The work on the track is expected to begin in May and be done for the usual summer season in June.
Plewes said he’d like to push the tourism aspect of dirt-biking this year as there are clubs from the Lower Mainland who come up here to use the track. These people stay at hotels and shop at local businesses, which he said provides a boost for everyone.
The association will also put up signage on the trails this year and develop an app to inform riders about what trails they can or cannot use. This should help people keep their vehicles to designated trails while riding their bikes, side-by-sides and ATVs.
“Everyone has a cell phone on them so if they can see that they’re on a trail, they can have a day ride and do 100 kilometres if they want to and not worry about getting turned around or lost out there.”
Plewes, who used to ride the track when he was young, was instrumental in reinstating the track because he wanted to give back to the community and provide families with a place to dirtbike safely.

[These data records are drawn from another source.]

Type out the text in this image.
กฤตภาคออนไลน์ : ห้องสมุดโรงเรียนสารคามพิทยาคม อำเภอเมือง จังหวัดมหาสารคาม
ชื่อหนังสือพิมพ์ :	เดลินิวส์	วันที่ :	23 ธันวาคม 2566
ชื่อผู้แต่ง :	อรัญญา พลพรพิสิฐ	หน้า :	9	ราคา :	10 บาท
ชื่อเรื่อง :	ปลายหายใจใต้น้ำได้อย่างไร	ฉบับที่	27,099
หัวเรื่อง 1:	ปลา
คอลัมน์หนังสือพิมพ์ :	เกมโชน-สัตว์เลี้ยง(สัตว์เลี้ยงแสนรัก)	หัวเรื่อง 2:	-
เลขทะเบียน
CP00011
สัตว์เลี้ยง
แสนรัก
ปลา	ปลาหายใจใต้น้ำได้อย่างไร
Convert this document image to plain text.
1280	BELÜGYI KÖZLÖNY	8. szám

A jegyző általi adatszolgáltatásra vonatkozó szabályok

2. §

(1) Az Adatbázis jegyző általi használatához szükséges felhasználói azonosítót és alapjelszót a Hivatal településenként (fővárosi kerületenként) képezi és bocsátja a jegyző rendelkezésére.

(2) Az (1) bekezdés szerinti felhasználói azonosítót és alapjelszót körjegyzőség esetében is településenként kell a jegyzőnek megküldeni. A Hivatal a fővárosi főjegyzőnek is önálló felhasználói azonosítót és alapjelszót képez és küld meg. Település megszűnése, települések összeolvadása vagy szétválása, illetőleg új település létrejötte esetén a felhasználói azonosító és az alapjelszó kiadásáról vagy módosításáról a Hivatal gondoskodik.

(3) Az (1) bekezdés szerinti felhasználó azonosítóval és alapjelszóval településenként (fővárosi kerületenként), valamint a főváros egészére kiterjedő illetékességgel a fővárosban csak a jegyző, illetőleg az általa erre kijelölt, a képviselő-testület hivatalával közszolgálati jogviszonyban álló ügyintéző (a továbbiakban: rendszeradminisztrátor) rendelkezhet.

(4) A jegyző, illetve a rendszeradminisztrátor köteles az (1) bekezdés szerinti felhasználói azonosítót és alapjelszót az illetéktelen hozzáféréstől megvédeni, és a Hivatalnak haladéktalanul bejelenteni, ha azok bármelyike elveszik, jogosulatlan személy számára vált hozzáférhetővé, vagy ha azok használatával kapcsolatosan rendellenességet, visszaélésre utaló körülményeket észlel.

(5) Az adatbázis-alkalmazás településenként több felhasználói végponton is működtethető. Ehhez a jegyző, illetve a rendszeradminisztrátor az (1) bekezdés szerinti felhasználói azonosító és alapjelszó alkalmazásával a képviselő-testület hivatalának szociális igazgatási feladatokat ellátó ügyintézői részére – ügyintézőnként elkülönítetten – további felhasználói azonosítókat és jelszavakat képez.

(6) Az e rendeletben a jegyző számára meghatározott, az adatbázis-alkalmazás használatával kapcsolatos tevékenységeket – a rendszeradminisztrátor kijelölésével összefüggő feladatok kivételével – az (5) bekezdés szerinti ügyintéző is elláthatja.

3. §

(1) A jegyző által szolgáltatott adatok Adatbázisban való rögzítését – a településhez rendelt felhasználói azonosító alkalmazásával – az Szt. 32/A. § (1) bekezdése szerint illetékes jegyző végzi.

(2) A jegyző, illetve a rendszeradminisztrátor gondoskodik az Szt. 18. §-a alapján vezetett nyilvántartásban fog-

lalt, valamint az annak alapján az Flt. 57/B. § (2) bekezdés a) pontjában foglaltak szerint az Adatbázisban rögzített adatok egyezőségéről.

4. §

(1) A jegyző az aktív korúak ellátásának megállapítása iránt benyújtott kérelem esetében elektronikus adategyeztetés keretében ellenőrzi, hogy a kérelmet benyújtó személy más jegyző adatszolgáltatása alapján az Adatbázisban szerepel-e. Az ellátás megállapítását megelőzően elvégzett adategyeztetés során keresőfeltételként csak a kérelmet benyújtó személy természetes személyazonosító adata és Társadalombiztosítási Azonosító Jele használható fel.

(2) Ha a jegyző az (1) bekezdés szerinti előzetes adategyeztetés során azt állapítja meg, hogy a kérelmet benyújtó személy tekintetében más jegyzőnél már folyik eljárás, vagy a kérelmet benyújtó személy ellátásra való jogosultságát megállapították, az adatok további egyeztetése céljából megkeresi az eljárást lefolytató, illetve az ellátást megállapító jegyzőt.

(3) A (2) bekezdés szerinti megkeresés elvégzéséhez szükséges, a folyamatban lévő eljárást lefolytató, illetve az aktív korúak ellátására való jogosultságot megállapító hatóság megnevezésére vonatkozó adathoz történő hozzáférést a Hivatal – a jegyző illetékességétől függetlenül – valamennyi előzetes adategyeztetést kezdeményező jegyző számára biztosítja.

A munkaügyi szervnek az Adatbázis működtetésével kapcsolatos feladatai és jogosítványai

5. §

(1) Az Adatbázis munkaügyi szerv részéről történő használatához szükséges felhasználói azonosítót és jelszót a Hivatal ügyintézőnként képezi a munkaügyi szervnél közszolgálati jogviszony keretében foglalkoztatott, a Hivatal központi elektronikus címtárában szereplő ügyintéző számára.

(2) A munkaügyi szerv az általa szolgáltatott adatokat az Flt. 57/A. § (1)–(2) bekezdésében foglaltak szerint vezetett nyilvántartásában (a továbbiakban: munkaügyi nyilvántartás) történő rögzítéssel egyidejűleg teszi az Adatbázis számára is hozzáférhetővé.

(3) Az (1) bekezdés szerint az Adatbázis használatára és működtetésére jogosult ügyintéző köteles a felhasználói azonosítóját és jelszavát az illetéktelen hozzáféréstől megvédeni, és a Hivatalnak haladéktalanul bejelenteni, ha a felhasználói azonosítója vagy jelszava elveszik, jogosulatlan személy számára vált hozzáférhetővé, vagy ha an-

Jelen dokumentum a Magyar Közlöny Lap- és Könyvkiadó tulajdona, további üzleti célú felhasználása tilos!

This occurred around the 2017 wildfire and there was a lot of concern from the public that bikers riding on Crown land might spark more wildfires.
“It’s been really good. We’ve had lots of support from community members and lots of support from people outside the community. We’ve always said we’re a destination town for people to vacation in,” Plewes said.
Since breaking both his legs dirt biking, Plewes is no longer be riding himself but said he looks forward to coaching others and providing them with the chance to have fun.